RESEARCH ARTICLE


Network Biology Approaches to Identify the Drug Lead Molecule for Neurodevelopmental Disorders in Human



Archana Verma1, Shweta Singh Chauhan1, Vaishali Pankaj1, Neha Srivastva1, 2, Prachi Srivastava1, *
1 AMITY Institute of Biotechnology, AMITY University Uttar Pradesh Lucknow Campus, UP, India
2 Dr. A.P.J. Abdul Kalam Technical University, Lucknow, UP, India


© 2020 Verma et al.

open-access license: This is an open access article distributed under the terms of the Creative Commons Attribution 4.0 International Public License (CC-BY 4.0), a copy of which is available at: (https://creativecommons.org/licenses/by/4.0/legalcode). This license permits unrestricted use, distribution, and reproduction in any medium, provided the original author and source are credited.
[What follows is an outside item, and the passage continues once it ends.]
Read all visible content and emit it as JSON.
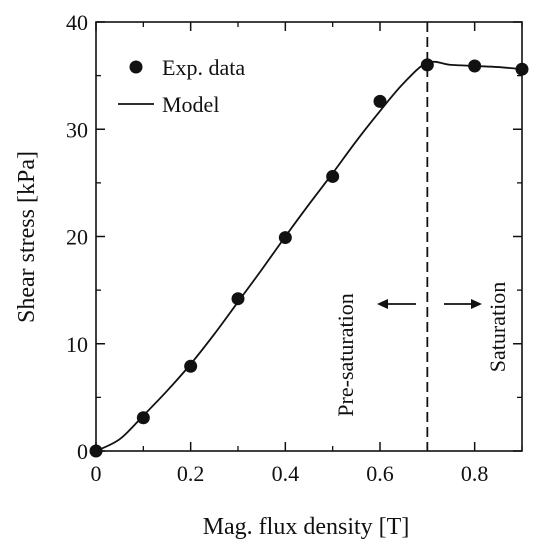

* Address correspondence to the author at the AMITY Institute of Biotechnology, AMITY University Uttar Pradesh Lucknow Campus, UP, India; Tel: 9453141916; E-mail: psrivastava@amity.edu


Abstract

Aims:

To identify most novel drug target and lead molecule for neurodevelopmental disorder Autism, Intellectual Disability (ID) and Attention Deficit Hyperactivity Disorder (ADHD) diseases through system biology approaches

Background:

Neurodevelopmental disorders (NNDs) are disabilities associated chiefly with the functioning of the neurological system and brain. Children with neurodevelopmental disorders have difficulties with speech, behaviour, learning and other neurological functions. Systems biology is a holistic approach to enciphering the complexity of biological systems and their interactions. It opens the way to a more successful discovery of novel therapeutics.

Objective:

To identify most novel drug target and lead molecule for neurodevelopmental disorder Autism, Intellectual Disability (ID) and Attention Deficit Hyperactivity Disorder (ADHD) diseases through system biology approaches.

Methods:

A list of genes was collected from NCBI database for Autism, Intellectual Disability (ID) and Attention Deficit Hyperactivity Disorder (ADHD) diseases. STRING database and Cytoscape software was used for construction and interpreting molecular interaction in the network. 3D structure of target protein, was build and validated.The phytochemicals were identified through various research articles and filtered out by virtual screening through Molinspiration. Molecular docking analyses of known phytochemical with target proteins were performed usingAutoDock tool.

Result:

AKT1 for Autism, SNAP25 for Intellectual Disability (ID) and DRD4 for Attention Deficit Hyperactivity Disorder (ADHD) were identified as most potential drug target through network study. further the modelled structure of obtained target were undergo molecular docking study with kown phytochemicals. Based on lowest binding energy, Huperzine A for Autism and ID, Valerenic acid for ADHD found to be the most potential therapeutic molecules.

Conclusion:

Huperzine A against Autism and ID, Valerenic acid against ADHD found to be the most potential therapeutic molecules and expected to be effective in the treatment of NNDs. Phytochemicals do not have side effects so extract of these can be taken in preventive form too as these disorders occur during developmental stages of the child. Further the obtained molecule if experimentally validated would play promising role for the treatment of NDDs in human.

Keywords: Neurodevelopmental disorder, Autism, Intellectual Disability, Attention Deficit Hyperactivity Disorder, Docking, STRING Database.